Friday, February 5, 2010

Cancer, Genomics and a New Paradigm

In reading a paper by one of the Professors on my Doctoral Oral Exams, Bob Gallager, I come back to his comments time and again. For example in his presentation on Tom Kailath's 70th Birthday celebration, he recounted the essence of Shannon's famous paper developing Information Theory as we now know it. It was a simple paper because it presented a simple paradigm, the binary symmetric channel.

Shannon's paradigm or example was as shown below. Inputs, outputs and errors.

From this simple token comes everything we now know about communications and information theory. Gallager remarks:

Information theory has prospered because of 4 major ingredients: 1) There is a rich and elegant mathematical structure based on probability. 2) There are many toy problems that are fun and simple, but which can be extended to approach reality. 3) The application field is digital communication, which has rapidly grown in importance. 4) The culture is to attack new problems in a discipline oriented fashion.

Namely with this simple model all the other distractions could be put aside for a while and then added one at a time to the elegant simplicity to create a functioning world view.

Gallager then continues:

It is equally important to constantly simplify the structure. Detail must be abstracted away. Simple but generalizable examples (and counterexamples) are critical. Human minds do not evolve on technological time scales, and theories that are not accessible to human minds are not much use. As data expands, the importance of simple structure becomes essential.

The last statement is of driving importance. Let me take another step and that is from Shannon to Wiener. Wiener developed cybernetics, which in simple terms is the application of the paradigm of feedback control to life. The Wiener paradigm is shown below:

This paradigm of feeding back was used by Wiener in areas from control, to signal processing, biophysics and society in general. Again a simple example.

The third is the Watson and Crick paradigm of the cell. This we show below:

DNA, to RNA to protein, simple. Yet as we have learned over the past almost sixty years not so simple. There are feedback loops, errors, and complex control mechanisms.

In the past twenty years we have come to understand the cell protein interactions and we show them as follows:

These loops are massively complex and we show links of activators and suppressors all over. In some ways this is akin to what Shannon faced when he drew the simple diagram since there were modulators, demodulators, antennas, receivers, transmitters, and even more. Shannon reduced the problem to a simple paradigm. In that paradigm, that example, he found the essence of the development of information and communications theory.

The question then is; can we go back to one of the simple paradigms again in the areas of cell dynamics. Can we do what we have seen in Shannon or Wiener or even in Watson and Crick. Can we restart the paradigm for what we have here in unwieldy. Can we re-look at the chart above and from it distill a "system" which is both analyzable and projectable.

Dougherty in a paper entitled On the Epistomological Crisis in Genomics hints at this goal we have defined. We have been applying this in the analysis of secondary pathways in plants and humans and have been developing a similar simple paradigm for cell dynamics, a model which accommodates the pathways yet does so in a dynamic and controllable manner The answer is to use the systems models that we know all too well and then combine system identification procedures we also know well to determine cell dynamics.

Thus I propose a model of the following type, one of course which will require some simplification:

In the above we have a complex system of genes, controlled by their products in a feedback manner, with the controls being randomly hit by genetic alterations from time to time. The result is the control of pathways, secondary as well as primary, and this model gives structure to what we have seen before as just an interconnected collections of proteins. Moreover this approach applies a dynamic to the model as well as a way to assess the control, namely management, of model aberrations. This gives a paradigm to work with.

Now how do we go from the map or proteins to the model of the life of a cell? Simply is one follows both what we have done in the above mentioned work and if we use Goodarzi et al in their paper Revealing Global Regulatory Perturbations across Human Cancers. We use microarray data by the truck load and then using the model, the paradigm of cell dynamics, determine by standard system identification methods the constants.

To summarize:

1. Develop a simple model or paradigm, so that the elements focused upon are a few and are recognizable.
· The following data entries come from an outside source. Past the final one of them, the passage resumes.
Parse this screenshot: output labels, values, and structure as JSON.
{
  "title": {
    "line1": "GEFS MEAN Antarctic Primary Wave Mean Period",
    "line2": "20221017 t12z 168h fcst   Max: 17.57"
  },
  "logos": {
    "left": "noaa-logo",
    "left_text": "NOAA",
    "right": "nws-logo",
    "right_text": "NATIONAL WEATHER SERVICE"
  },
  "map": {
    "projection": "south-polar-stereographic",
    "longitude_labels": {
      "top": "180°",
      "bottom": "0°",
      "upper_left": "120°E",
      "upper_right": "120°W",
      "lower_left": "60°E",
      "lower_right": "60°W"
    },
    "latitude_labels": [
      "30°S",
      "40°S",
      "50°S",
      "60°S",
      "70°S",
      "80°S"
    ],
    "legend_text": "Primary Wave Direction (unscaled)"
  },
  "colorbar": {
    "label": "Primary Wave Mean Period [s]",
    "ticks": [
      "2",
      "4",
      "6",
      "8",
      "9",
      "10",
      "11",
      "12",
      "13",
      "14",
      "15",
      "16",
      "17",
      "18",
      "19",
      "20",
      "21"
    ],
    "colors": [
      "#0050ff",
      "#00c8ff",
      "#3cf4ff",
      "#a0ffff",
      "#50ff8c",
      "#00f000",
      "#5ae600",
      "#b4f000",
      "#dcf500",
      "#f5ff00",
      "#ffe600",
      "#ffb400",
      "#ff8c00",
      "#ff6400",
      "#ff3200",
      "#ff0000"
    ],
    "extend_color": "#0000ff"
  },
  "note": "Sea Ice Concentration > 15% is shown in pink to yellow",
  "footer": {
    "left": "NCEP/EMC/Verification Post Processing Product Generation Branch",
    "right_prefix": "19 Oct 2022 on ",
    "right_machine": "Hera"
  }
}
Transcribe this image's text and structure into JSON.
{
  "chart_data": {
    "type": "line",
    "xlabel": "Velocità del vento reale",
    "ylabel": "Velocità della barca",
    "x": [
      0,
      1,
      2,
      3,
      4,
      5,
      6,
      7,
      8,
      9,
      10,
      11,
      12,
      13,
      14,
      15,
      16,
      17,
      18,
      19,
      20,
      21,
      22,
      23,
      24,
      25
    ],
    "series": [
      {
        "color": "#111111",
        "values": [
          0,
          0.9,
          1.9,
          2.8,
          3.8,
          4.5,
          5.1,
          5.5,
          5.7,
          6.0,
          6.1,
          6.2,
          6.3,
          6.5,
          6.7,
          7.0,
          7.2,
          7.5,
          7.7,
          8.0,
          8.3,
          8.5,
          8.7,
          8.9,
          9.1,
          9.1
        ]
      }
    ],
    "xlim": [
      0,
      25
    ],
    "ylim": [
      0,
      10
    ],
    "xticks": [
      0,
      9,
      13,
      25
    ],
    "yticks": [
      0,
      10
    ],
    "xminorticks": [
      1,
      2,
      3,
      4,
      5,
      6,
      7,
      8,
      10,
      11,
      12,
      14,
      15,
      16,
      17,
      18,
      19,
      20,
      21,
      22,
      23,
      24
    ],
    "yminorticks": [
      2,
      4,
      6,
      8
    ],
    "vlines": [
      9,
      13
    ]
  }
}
2. Use the massive amounts of data to incorporate into the model to obtain a good data fit. Remember that this is NOT econometrics, we have a model of reality here, it reflects reality, it is reality, just as Shannon did in his model.

3. Use the model to look at the temporal dynamics. The temporal dynamics are what one must look at in Cancer. The cells grow uncontrolled but that is the final step. The keys are understanding the intermediate dynamics. If we can can we can recognize them when present and control them so we do not have an adverse outcome.

4. Generalize the model across a wide base of cancers.

Just a thought, we are slowly filling in the details.